Banish the bricks. Pitch the plastic. Toss the railroad ties. Instead, frame your garden with unexpected edging options that express your personality and keep the rest of the plants (including the lawn) in check. As you consider which materials to use, choose items that can stand up to whatever Mother Nature cares to spit out in the form of sun, wind, and rain.
Obviously moisture resistant, shapely seashore finds, like these large quahog clam shells, require a concrete footing to keep them upright. Dig narrow trenches about four inches deep, and fill them with mixed concrete. Insert the shells into the concrete. After it dries, cover the concrete with dirt.
Turn these warmly colored gardening staples upside down or sideways to create your border. Look at yard sales for inexpensive terracotta pots that are cracked, chipped, or being discarded for lack of interest. Consider it a bonus if they’re covered with moss.
Get striking results by lining your flower bed with discarded bowling balls. Alternate the balls with straight-edged pavers to give each gloriously swirled orb its own chance to shine.
Plant glass bottles—neck down—at the garden’s edge to add sparkling splashes of light. Make sure you insert the bottles at least halfway to keep them vertical.
Beautifully blue-green, vintage glass electrical insulators possess all the light-catching qualities of bottles.
But these antique objects are heavy enough to line up on the ground as edging—without needing to dig a trench.
Define a garden border while adding a colorful sparkle with an outline of sea glass or tumbled glass aggregate or cullet. Here a river of hard aqua glass chips creates an appealing contrast between the strappy fronds of deep green grasses and soft mounds of chartreuse moss.
Add flair with a border made of vintage plates. Embed them halfway into the dirt or mount them in a slim concrete trench.
Wood edging cut from construction leftovers makes a pretty edging when painted in aqua. The wood pieces in alternating heights are stapled to landscape edging, placed in a narrow trench around the garden bed, and backfilled for sturdiness. Vintage aluminum cookie cutters in animal shapes make a whimsical addition to the border.
Each cookie cutter is glued in place with epoxy. Then, a small screw is inserted into the wood to secure it.
Iron pipes edge and elevate at once. Buried in a surrounding trench and standing upright side-by-side as a garden border, the pipes are filled with cactus potting mix, planted with succulents, and mulched with pea gravel.

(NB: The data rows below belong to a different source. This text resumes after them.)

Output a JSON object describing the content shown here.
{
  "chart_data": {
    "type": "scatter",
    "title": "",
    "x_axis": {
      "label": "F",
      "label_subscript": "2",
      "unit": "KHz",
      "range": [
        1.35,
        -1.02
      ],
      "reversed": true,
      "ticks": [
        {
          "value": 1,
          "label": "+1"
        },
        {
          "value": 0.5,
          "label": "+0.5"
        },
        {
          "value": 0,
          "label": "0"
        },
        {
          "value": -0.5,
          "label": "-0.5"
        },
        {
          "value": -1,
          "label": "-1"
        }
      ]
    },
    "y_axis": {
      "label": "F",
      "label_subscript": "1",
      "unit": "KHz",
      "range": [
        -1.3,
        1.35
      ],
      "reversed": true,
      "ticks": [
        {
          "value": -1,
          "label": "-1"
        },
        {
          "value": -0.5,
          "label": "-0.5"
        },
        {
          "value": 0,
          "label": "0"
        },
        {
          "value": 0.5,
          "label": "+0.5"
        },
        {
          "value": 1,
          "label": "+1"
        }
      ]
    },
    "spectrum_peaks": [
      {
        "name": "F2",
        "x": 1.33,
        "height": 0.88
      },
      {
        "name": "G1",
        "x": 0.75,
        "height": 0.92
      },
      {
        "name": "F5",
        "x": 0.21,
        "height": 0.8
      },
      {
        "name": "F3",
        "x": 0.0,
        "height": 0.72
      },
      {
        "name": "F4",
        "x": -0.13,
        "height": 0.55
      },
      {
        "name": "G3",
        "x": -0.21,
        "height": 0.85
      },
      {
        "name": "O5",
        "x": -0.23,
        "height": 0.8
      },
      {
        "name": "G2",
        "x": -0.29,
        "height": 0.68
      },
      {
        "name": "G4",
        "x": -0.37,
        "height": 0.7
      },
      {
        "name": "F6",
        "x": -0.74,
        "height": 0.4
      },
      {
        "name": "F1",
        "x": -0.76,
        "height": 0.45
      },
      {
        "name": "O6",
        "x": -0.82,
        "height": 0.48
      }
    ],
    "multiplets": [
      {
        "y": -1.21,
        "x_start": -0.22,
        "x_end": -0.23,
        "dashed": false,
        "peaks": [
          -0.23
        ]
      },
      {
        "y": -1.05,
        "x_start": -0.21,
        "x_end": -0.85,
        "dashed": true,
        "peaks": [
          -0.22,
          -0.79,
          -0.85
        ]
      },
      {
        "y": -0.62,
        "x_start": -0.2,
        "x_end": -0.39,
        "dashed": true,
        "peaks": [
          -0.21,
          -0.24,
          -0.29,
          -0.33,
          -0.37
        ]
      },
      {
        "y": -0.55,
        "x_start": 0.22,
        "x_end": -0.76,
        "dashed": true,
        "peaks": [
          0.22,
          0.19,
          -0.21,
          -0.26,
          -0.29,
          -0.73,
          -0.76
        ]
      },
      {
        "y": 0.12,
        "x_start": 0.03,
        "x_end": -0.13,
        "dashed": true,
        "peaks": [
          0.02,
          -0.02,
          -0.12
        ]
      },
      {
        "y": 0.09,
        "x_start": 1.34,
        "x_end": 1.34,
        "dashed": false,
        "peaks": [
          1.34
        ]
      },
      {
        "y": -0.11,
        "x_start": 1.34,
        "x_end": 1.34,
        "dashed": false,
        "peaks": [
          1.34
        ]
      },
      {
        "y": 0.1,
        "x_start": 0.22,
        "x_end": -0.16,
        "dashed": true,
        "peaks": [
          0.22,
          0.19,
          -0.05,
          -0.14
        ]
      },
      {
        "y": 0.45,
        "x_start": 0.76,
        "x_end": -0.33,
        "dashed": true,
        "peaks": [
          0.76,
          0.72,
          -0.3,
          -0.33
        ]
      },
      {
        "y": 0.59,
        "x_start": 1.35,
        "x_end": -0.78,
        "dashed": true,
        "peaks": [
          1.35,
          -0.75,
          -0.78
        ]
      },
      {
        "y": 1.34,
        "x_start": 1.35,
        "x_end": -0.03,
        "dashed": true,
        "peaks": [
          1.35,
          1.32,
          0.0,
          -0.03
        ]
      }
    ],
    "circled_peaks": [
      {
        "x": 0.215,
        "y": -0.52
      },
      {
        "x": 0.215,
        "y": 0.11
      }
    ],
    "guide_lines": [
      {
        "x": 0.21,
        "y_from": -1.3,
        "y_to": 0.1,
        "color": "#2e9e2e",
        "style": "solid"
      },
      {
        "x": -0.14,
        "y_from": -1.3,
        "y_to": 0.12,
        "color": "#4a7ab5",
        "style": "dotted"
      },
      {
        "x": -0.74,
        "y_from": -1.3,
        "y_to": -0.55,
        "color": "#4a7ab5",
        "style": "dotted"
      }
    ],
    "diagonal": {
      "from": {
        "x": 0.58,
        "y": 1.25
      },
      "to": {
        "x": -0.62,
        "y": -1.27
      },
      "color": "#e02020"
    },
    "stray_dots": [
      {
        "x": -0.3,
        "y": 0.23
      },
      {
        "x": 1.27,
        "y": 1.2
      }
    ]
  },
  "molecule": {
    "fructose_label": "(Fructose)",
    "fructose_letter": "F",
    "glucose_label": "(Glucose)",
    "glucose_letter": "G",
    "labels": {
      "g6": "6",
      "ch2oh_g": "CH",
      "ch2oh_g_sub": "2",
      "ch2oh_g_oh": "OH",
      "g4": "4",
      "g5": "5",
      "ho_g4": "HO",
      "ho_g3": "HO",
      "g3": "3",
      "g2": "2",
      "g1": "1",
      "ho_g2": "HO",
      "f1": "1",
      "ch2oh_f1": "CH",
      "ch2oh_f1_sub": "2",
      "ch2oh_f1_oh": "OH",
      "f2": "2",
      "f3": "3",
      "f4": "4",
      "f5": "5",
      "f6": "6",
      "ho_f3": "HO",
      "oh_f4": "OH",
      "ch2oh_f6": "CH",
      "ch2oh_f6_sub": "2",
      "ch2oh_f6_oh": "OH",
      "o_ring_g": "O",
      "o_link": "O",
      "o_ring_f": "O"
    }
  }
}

Let your artistic juices flow and jazz up basic concrete garden edging with mosaic tiles. Break up chipped ceramics such as plates, cups, vases, etc. to create designs with individuality.
Give rock edging more contemporary styling with a low gabion wall. Metal mesh panels are attached to sturdy wood posts to hold the heavy rock filler. Unless you’re up for a challenge, this option might best be turned over to a landscaper!
Make a unique edging out of old metal wheels and discs. The salvaged materials are wired together, then wired to rebar stakes pushed deep into the ground.
Drive your garden decor with a funky-junk border built from old license plates—the brighter, the better. We planted them horizontally next to a sidewalk’s edge for stability.
Sans automobiles, these metal disks look like circular abstract sculptures. Collect hubcaps of different sizes and designs; their silvery finish will unify the look to create a cohesive, yet visually interesting, border. Dig a trench and bury the hubcaps to the midway point. Backfill with dirt to hold the hubcaps steady.
Help ease the strain on landfills. Saw discarded tires in half. Install the sawed edges in a trench about 4 to 6 inches deep, then backfill each side with dirt. Placed end-to-end, the tires’ semicircular arcs create a raised border.
Sometimes the most intriguing edging materials are the most natural ones. If you want to use plants to edge your garden, look for those that fill in gently without running rampant. Here are some candidates.
Alyssum is dainty and dense. Plus, it’s great at softening hard edges.
Veronica offers long thin blooms and some of the clearest blues in the world of perennials.
Lamb’s ears add fuzzy silvery-gray foliage to the garden’s palette.
Black mondo grass provides 12 months of striking black foliage.